The report provides insight into how specific investment strategies are weathering current market conditions, offering a benchmark for clients and analysts tracking dividend-focused assets.

The commentary focuses primarily on the performance of the firm's Dividend Income and LCV portfolios [1]. According to the report, the Dividend Income portfolio saw a small positive return [1]. This result reflects the firm's strategy of targeting consistent yields amid shifting capital market dynamics.

In contrast, the LCV portfolio experienced a different trajectory during the first quarter. The report said that the performance for this specific portfolio was modestly negative [1]. The divergence between the two portfolios highlights the varied impact of market volatility on different asset classes, particularly between income-generating assets and low-cost value strategies.

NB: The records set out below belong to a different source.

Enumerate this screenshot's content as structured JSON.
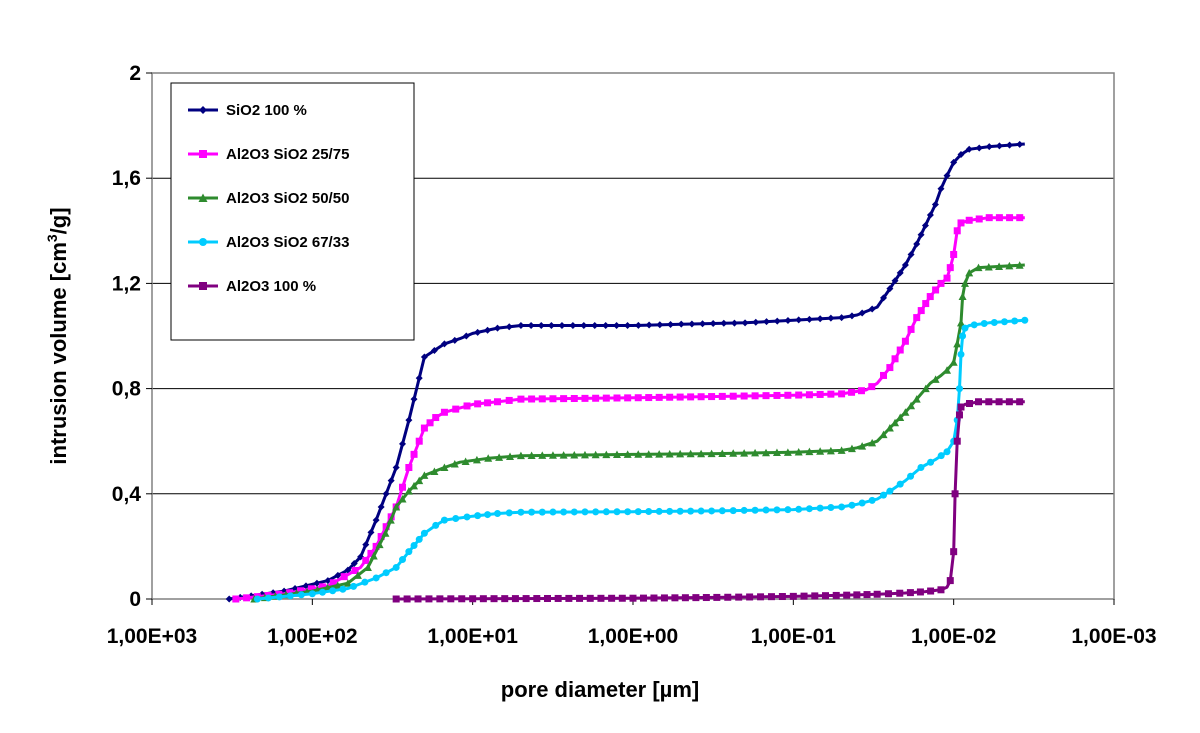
{
  "chart_data": {
    "type": "line",
    "xlabel": "pore diameter [µm]",
    "ylabel_main": "intrusion volume [cm",
    "ylabel_sup": "3",
    "ylabel_tail": "/g]",
    "x_scale": "log",
    "x_reversed": true,
    "xlim": [
      1000,
      0.001
    ],
    "ylim": [
      0,
      2
    ],
    "x_ticks": [
      1000,
      100,
      10,
      1,
      0.1,
      0.01,
      0.001
    ],
    "x_tick_labels": [
      "1,00E+03",
      "1,00E+02",
      "1,00E+01",
      "1,00E+00",
      "1,00E-01",
      "1,00E-02",
      "1,00E-03"
    ],
    "y_ticks": [
      0,
      0.4,
      0.8,
      1.2,
      1.6,
      2
    ],
    "y_tick_labels": [
      "0",
      "0,4",
      "0,8",
      "1,2",
      "1,6",
      "2"
    ],
    "grid": "horizontal major",
    "legend_position": "top-left inside",
    "series": [
      {
        "name": "SiO2 100 %",
        "color": "#000080",
        "marker": "diamond",
        "points": [
          [
            330,
            0.0
          ],
          [
            150,
            0.03
          ],
          [
            80,
            0.07
          ],
          [
            60,
            0.11
          ],
          [
            50,
            0.16
          ],
          [
            40,
            0.3
          ],
          [
            30,
            0.5
          ],
          [
            25,
            0.68
          ],
          [
            20,
            0.92
          ],
          [
            15,
            0.97
          ],
          [
            12,
            0.99
          ],
          [
            10,
            1.01
          ],
          [
            7,
            1.03
          ],
          [
            5,
            1.04
          ],
          [
            3,
            1.04
          ],
          [
            1,
            1.04
          ],
          [
            0.5,
            1.045
          ],
          [
            0.2,
            1.05
          ],
          [
            0.1,
            1.06
          ],
          [
            0.05,
            1.07
          ],
          [
            0.04,
            1.08
          ],
          [
            0.03,
            1.11
          ],
          [
            0.025,
            1.18
          ],
          [
            0.02,
            1.27
          ],
          [
            0.017,
            1.35
          ],
          [
            0.015,
            1.42
          ],
          [
            0.013,
            1.5
          ],
          [
            0.012,
            1.56
          ],
          [
            0.011,
            1.61
          ],
          [
            0.01,
            1.66
          ],
          [
            0.009,
            1.69
          ],
          [
            0.008,
            1.71
          ],
          [
            0.006,
            1.72
          ],
          [
            0.0036,
            1.73
          ]
        ]
      },
      {
        "name": "Al2O3 SiO2 25/75",
        "color": "#FF00FF",
        "marker": "square",
        "points": [
          [
            300,
            0.0
          ],
          [
            150,
            0.02
          ],
          [
            80,
            0.05
          ],
          [
            50,
            0.12
          ],
          [
            40,
            0.2
          ],
          [
            30,
            0.35
          ],
          [
            25,
            0.5
          ],
          [
            20,
            0.65
          ],
          [
            17,
            0.69
          ],
          [
            15,
            0.71
          ],
          [
            10,
            0.74
          ],
          [
            7,
            0.75
          ],
          [
            5,
            0.76
          ],
          [
            1,
            0.765
          ],
          [
            0.3,
            0.77
          ],
          [
            0.1,
            0.775
          ],
          [
            0.05,
            0.78
          ],
          [
            0.035,
            0.795
          ],
          [
            0.03,
            0.82
          ],
          [
            0.025,
            0.88
          ],
          [
            0.02,
            0.98
          ],
          [
            0.017,
            1.07
          ],
          [
            0.014,
            1.15
          ],
          [
            0.012,
            1.2
          ],
          [
            0.011,
            1.22
          ],
          [
            0.0105,
            1.26
          ],
          [
            0.01,
            1.31
          ],
          [
            0.0095,
            1.4
          ],
          [
            0.009,
            1.43
          ],
          [
            0.008,
            1.44
          ],
          [
            0.006,
            1.45
          ],
          [
            0.0036,
            1.45
          ]
        ]
      },
      {
        "name": "Al2O3 SiO2 50/50",
        "color": "#2E8B2E",
        "marker": "triangle",
        "points": [
          [
            230,
            0.0
          ],
          [
            100,
            0.03
          ],
          [
            60,
            0.06
          ],
          [
            45,
            0.12
          ],
          [
            35,
            0.25
          ],
          [
            30,
            0.35
          ],
          [
            25,
            0.41
          ],
          [
            20,
            0.47
          ],
          [
            15,
            0.5
          ],
          [
            12,
            0.52
          ],
          [
            8,
            0.535
          ],
          [
            5,
            0.545
          ],
          [
            1,
            0.55
          ],
          [
            0.3,
            0.553
          ],
          [
            0.1,
            0.558
          ],
          [
            0.05,
            0.565
          ],
          [
            0.04,
            0.575
          ],
          [
            0.03,
            0.6
          ],
          [
            0.025,
            0.65
          ],
          [
            0.02,
            0.71
          ],
          [
            0.017,
            0.76
          ],
          [
            0.014,
            0.82
          ],
          [
            0.012,
            0.85
          ],
          [
            0.011,
            0.87
          ],
          [
            0.01,
            0.9
          ],
          [
            0.0095,
            0.97
          ],
          [
            0.009,
            1.05
          ],
          [
            0.0088,
            1.15
          ],
          [
            0.0085,
            1.2
          ],
          [
            0.008,
            1.24
          ],
          [
            0.007,
            1.26
          ],
          [
            0.0036,
            1.27
          ]
        ]
      },
      {
        "name": "Al2O3 SiO2 67/33",
        "color": "#00CCFF",
        "marker": "circle",
        "points": [
          [
            220,
            0.0
          ],
          [
            100,
            0.02
          ],
          [
            60,
            0.04
          ],
          [
            40,
            0.08
          ],
          [
            30,
            0.12
          ],
          [
            25,
            0.18
          ],
          [
            20,
            0.25
          ],
          [
            17,
            0.28
          ],
          [
            15,
            0.3
          ],
          [
            10,
            0.315
          ],
          [
            7,
            0.325
          ],
          [
            5,
            0.33
          ],
          [
            1,
            0.332
          ],
          [
            0.3,
            0.335
          ],
          [
            0.1,
            0.34
          ],
          [
            0.05,
            0.35
          ],
          [
            0.04,
            0.36
          ],
          [
            0.03,
            0.38
          ],
          [
            0.025,
            0.41
          ],
          [
            0.02,
            0.45
          ],
          [
            0.016,
            0.5
          ],
          [
            0.013,
            0.53
          ],
          [
            0.011,
            0.56
          ],
          [
            0.01,
            0.6
          ],
          [
            0.0095,
            0.68
          ],
          [
            0.0092,
            0.8
          ],
          [
            0.009,
            0.93
          ],
          [
            0.0088,
            1.0
          ],
          [
            0.0085,
            1.03
          ],
          [
            0.008,
            1.04
          ],
          [
            0.006,
            1.05
          ],
          [
            0.0036,
            1.06
          ]
        ]
      },
      {
        "name": "Al2O3 100 %",
        "color": "#800080",
        "marker": "square",
        "points": [
          [
            30,
            0.0
          ],
          [
            10,
            0.001
          ],
          [
            1,
            0.003
          ],
          [
            0.3,
            0.006
          ],
          [
            0.1,
            0.01
          ],
          [
            0.05,
            0.014
          ],
          [
            0.03,
            0.018
          ],
          [
            0.02,
            0.023
          ],
          [
            0.015,
            0.028
          ],
          [
            0.012,
            0.035
          ],
          [
            0.011,
            0.045
          ],
          [
            0.0105,
            0.07
          ],
          [
            0.01,
            0.18
          ],
          [
            0.0098,
            0.4
          ],
          [
            0.0095,
            0.6
          ],
          [
            0.0092,
            0.7
          ],
          [
            0.009,
            0.73
          ],
          [
            0.0085,
            0.74
          ],
          [
            0.007,
            0.75
          ],
          [
            0.0036,
            0.75
          ]
        ]
      }
    ]
  }
}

Matrix Asset Advisors used the quarterly report to provide a broader view of the capital markets environment. The analysis serves as a primary record of the firm's asset management decisions and the resulting outcomes for the start of the year [1].

The Dividend Income portfolio saw a small positive return.

The split in performance between the Dividend Income and LCV portfolios suggests a market environment where yield-bearing assets are providing a buffer against the volatility that affected value-oriented strategies. This trend indicates a cautious investor sentiment favoring immediate income over long-term capital appreciation during the first quarter of 2026.